Firstly your house looking completely beautiful and I can't imagine why anyone would want to change it at all. I think with old houses you are a kind of custodian of them and that they deserve to have their features worked around and am not a big fan of all this gutting and constant re working.

I am just in my thirties. If I had the good fortune to be able to afford such a lovely house I would be very grateful.

The whole question of the way houses are sold in this country constantly bothers me. Houses are usually our best asset financially but also have huge emotional value. Why then we put the selling of them in the hands of cow boys who tell lies for a living I do not know.

I know my parents found selling our family home very stressful and upsetting.

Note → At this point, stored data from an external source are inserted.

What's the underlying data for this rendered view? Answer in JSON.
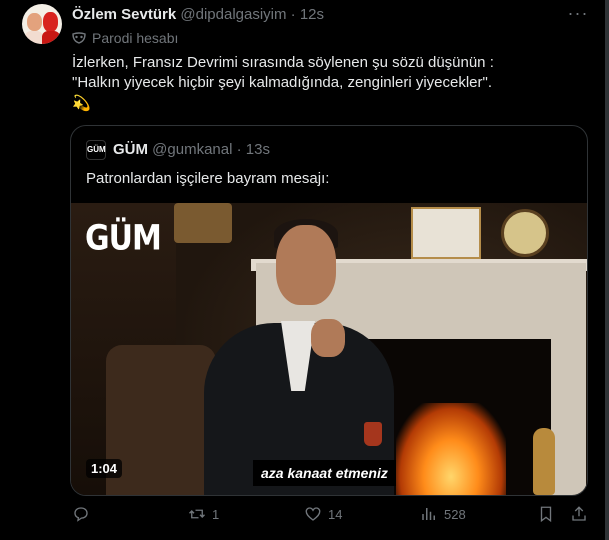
{
  "author": {
    "display_name": "Özlem Sevtürk",
    "handle": "@dipdalgasiyim",
    "separator": "·",
    "time": "12s",
    "label": "Parodi hesabı"
  },
  "tweet": {
    "line1": "İzlerken, Fransız Devrimi sırasında söylenen şu sözü düşünün :",
    "line2": "\"Halkın yiyecek hiçbir şeyi kalmadığında, zenginleri yiyecekler\".",
    "emoji": "💫"
  },
  "quoted": {
    "avatar_text": "GÜM",
    "display_name": "GÜM",
    "handle": "@gumkanal",
    "separator": "·",
    "time": "13s",
    "text": "Patronlardan işçilere bayram mesajı:",
    "video": {
      "logo": "GÜM",
      "duration": "1:04",
      "subtitle": "aza kanaat etmeniz"
    }
  },
  "actions": {
    "reply_count": "",
    "retweet_count": "1",
    "like_count": "14",
    "views_count": "528"
  },
  "colors": {
    "background": "#000000",
    "text": "#e7e9ea",
    "secondary": "#71767b",
    "border": "#2f3336"
  }
}
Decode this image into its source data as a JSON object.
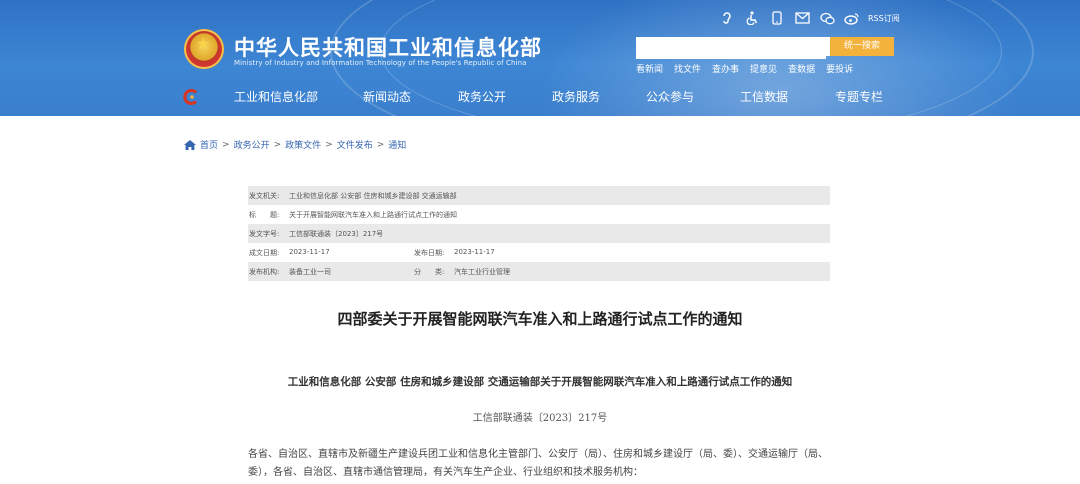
{
  "header": {
    "site_title": "中华人民共和国工业和信息化部",
    "site_subtitle": "Ministry of Industry and Information Technology of the People's Republic of China",
    "rss_label": "RSS订阅",
    "search": {
      "placeholder": "",
      "button_label": "统一搜索"
    },
    "quick_links": [
      "看新闻",
      "找文件",
      "查办事",
      "提意见",
      "查数据",
      "要投诉"
    ],
    "nav": [
      "工业和信息化部",
      "新闻动态",
      "政务公开",
      "政务服务",
      "公众参与",
      "工信数据",
      "专题专栏"
    ],
    "colors": {
      "banner": "#3a7fcd",
      "search_button": "#f3b23c"
    }
  },
  "breadcrumb": [
    "首页",
    "政务公开",
    "政策文件",
    "文件发布",
    "通知"
  ],
  "meta": {
    "issuer_key": "发文机关:",
    "issuer": "工业和信息化部 公安部 住房和城乡建设部 交通运输部",
    "title_key": "标　　题:",
    "title": "关于开展智能网联汽车准入和上路通行试点工作的通知",
    "docno_key": "发文字号:",
    "docno": "工信部联通装〔2023〕217号",
    "created_key": "成文日期:",
    "created": "2023-11-17",
    "published_key": "发布日期:",
    "published": "2023-11-17",
    "org_key": "发布机构:",
    "org": "装备工业一司",
    "category_key": "分　　类:",
    "category": "汽车工业行业管理"
  },
  "article": {
    "title": "四部委关于开展智能网联汽车准入和上路通行试点工作的通知",
    "subtitle": "工业和信息化部 公安部 住房和城乡建设部 交通运输部关于开展智能网联汽车准入和上路通行试点工作的通知",
    "docno": "工信部联通装〔2023〕217号",
    "para1": "各省、自治区、直辖市及新疆生产建设兵团工业和信息化主管部门、公安厅（局）、住房和城乡建设厅（局、委）、交通运输厅（局、委），各省、自治区、直辖市通信管理局，有关汽车生产企业、行业组织和技术服务机构："
  }
}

It is true about entitlement, I see it among my own friends and if I were well off I wonder if I would see it in me. Obviously some have earned their money but many think their parents should be buying them houses and even ask their parents to guarantee mortgages when they are just coming up to retirement which I think is hard, I can see parents want to but I wouldn't want to put that extra pressure on.

Anonymous said...

tres interessant, merci

Chic Mama said...

Glad to see you are back, really feel for you in regards to the house. I have the same to come in the coming weeks, I am absolutely dreading it. I hate people coming and walking around my much loved home that I don't want to sell. Fingers crossed yours gets whipped up soon. x

Miss Whistle said...

How hideous. You are quite rightly furious. I know you will find someone that will fall in love at first sight.